For residents of the EU, Switzerland, plus Iceland, Liechtenstein and Norway, Critical Research certifies to the EU-US and Swiss-US Privacy Shield. See our privacy statement specific to Privacy Shield at the following link: https://rumble.run/privacy-shield. To learn more about the Privacy Shield program, and to view our certification, please visit https://www.privacyshield.gov/. Data Processor will not transfer any personal data across the border to a country outside of the United States, without the express prior written permission of Data Controller.
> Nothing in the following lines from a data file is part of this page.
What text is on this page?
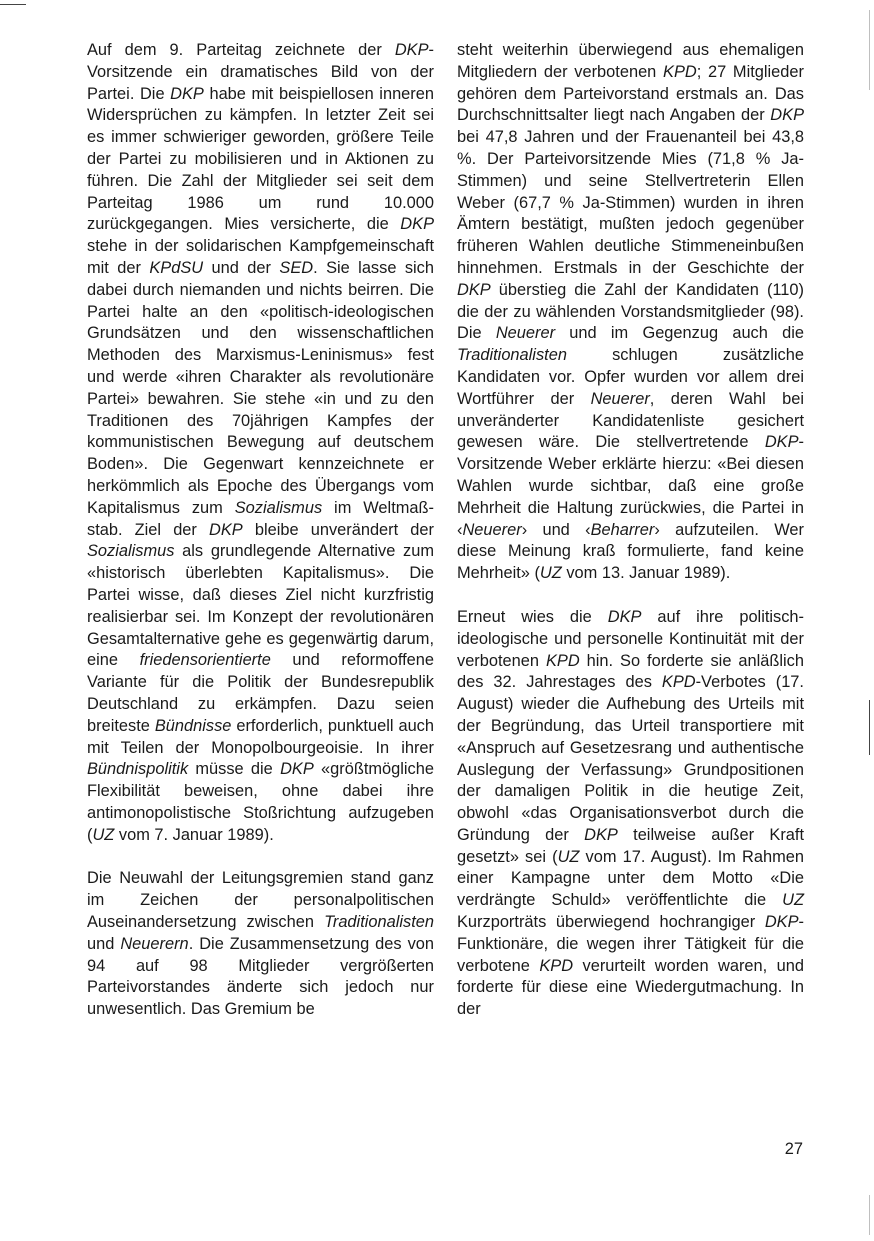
Auf dem 9. Parteitag zeichnete der DKP-Vorsitzende ein dramatisches Bild von der Partei. Die DKP habe mit beispiellosen inneren Widersprüchen zu kämpfen. In letzter Zeit sei es immer schwieriger geworden, größere Teile der Partei zu mobilisieren und in Aktionen zu führen. Die Zahl der Mitglieder sei seit dem Parteitag 1986 um rund 10.000 zurückgegangen. Mies versicherte, die DKP stehe in der solidarischen Kampfgemeinschaft mit der KPdSU und der SED. Sie lasse sich dabei durch niemanden und nichts beirren. Die Partei halte an den «politisch-ideologischen Grundsätzen und den wissenschaftlichen Methoden des Marxismus-Leninismus» fest und werde «ihren Charakter als revolutionäre Partei» bewahren. Sie stehe «in und zu den Traditionen des 70jährigen Kampfes der kommunistischen Bewegung auf deutschem Boden». Die Gegenwart kennzeichnete er herkömmlich als Epoche des Übergangs vom Kapitalismus zum Sozialismus im Weltmaßstab. Ziel der DKP bleibe unverändert der Sozialismus als grundlegende Alternative zum «historisch überlebten Kapitalismus». Die Partei wisse, daß dieses Ziel nicht kurzfristig realisierbar sei. Im Konzept der revolutionären Gesamtalternative gehe es gegenwärtig darum, eine friedensorientierte und reformoffene Variante für die Politik der Bundesrepublik Deutschland zu erkämpfen. Dazu seien breiteste Bündnisse erforderlich, punktuell auch mit Teilen der Monopolbourgeoisie. In ihrer Bündnispolitik müsse die DKP «größtmögliche Flexibilität beweisen, ohne dabei ihre antimonopolistische Stoßrichtung aufzugeben (UZ vom 7. Januar 1989).

Die Neuwahl der Leitungsgremien stand ganz im Zeichen der personalpolitischen Auseinandersetzung zwischen Traditionalisten und Neuerern. Die Zusammensetzung des von 94 auf 98 Mitglieder vergrößerten Parteivorstandes änderte sich jedoch nur unwesentlich. Das Gremium be

steht weiterhin überwiegend aus ehemaligen Mitgliedern der verbotenen KPD; 27 Mitglieder gehören dem Parteivorstand erstmals an. Das Durchschnittsalter liegt nach Angaben der DKP bei 47,8 Jahren und der Frauenanteil bei 43,8 %. Der Parteivorsitzende Mies (71,8 % Ja-Stimmen) und seine Stellvertreterin Ellen Weber (67,7 % Ja-Stimmen) wurden in ihren Ämtern bestätigt, mußten jedoch gegenüber früheren Wahlen deutliche Stimmeneinbußen hinnehmen. Erstmals in der Geschichte der DKP überstieg die Zahl der Kandidaten (110) die der zu wählenden Vorstandsmitglieder (98). Die Neuerer und im Gegenzug auch die Traditionalisten schlugen zusätzliche Kandidaten vor. Opfer wurden vor allem drei Wortführer der Neuerer, deren Wahl bei unveränderter Kandidatenliste gesichert gewesen wäre. Die stellvertretende DKP-Vorsitzende Weber erklärte hierzu: «Bei diesen Wahlen wurde sichtbar, daß eine große Mehrheit die Haltung zurückwies, die Partei in ‹Neuerer› und ‹Beharrer› aufzuteilen. Wer diese Meinung kraß formulierte, fand keine Mehrheit» (UZ vom 13. Januar 1989).

Erneut wies die DKP auf ihre politisch-ideologische und personelle Kontinuität mit der verbotenen KPD hin. So forderte sie anläßlich des 32. Jahrestages des KPD-Verbotes (17. August) wieder die Aufhebung des Urteils mit der Begründung, das Urteil transportiere mit «Anspruch auf Gesetzesrang und authentische Auslegung der Verfassung» Grundpositionen der damaligen Politik in die heutige Zeit, obwohl «das Organisationsverbot durch die Gründung der DKP teilweise außer Kraft gesetzt» sei (UZ vom 17. August). Im Rahmen einer Kampagne unter dem Motto «Die verdrängte Schuld» veröffentlichte die UZ Kurzporträts überwiegend hochrangiger DKP-Funktionäre, die wegen ihrer Tätigkeit für die verbotene KPD verurteilt worden waren, und forderte für diese eine Wiedergutmachung. In der

27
Data Processor shall promptly notify the Data Controller of any planned permanent or temporary transfers of personal data across the border to a country outside of the United States, and shall only perform such a transfer after obtaining authorization from the Data Controller, which may be withheld at its sole discretion.

5. Security Breach.

The Data Processor will notify the Data Controller without undue delay upon discovery of any suspected or actual security or confidentiality breach or other compromise of personal data, describing the breach in reasonable detail, the status of any investigation or mitigation taken by the Data Processor, and if applicable, the potential number of data subjects affected. Data Processor will not communicate with any third party regarding any security breach except as specified by other party or by applicable law.

6. Subprocessors.

The Data Processor shall not subcontract any of its CRC Services-related activities to the extent such activities involve any processing of personal data received from the Data Controller or allow any personal data to be processed by a third party, without the prior written authorization of the Data Controller.

7. Data Subject Rights.

The Data Processor shall assist the Data Controller by appropriate technical and organizational measures, insofar as it is possible, for the fulfilment of the Data Controller’s obligation to respond to requests for exercising the data subject’s rights under the Data Protection Laws.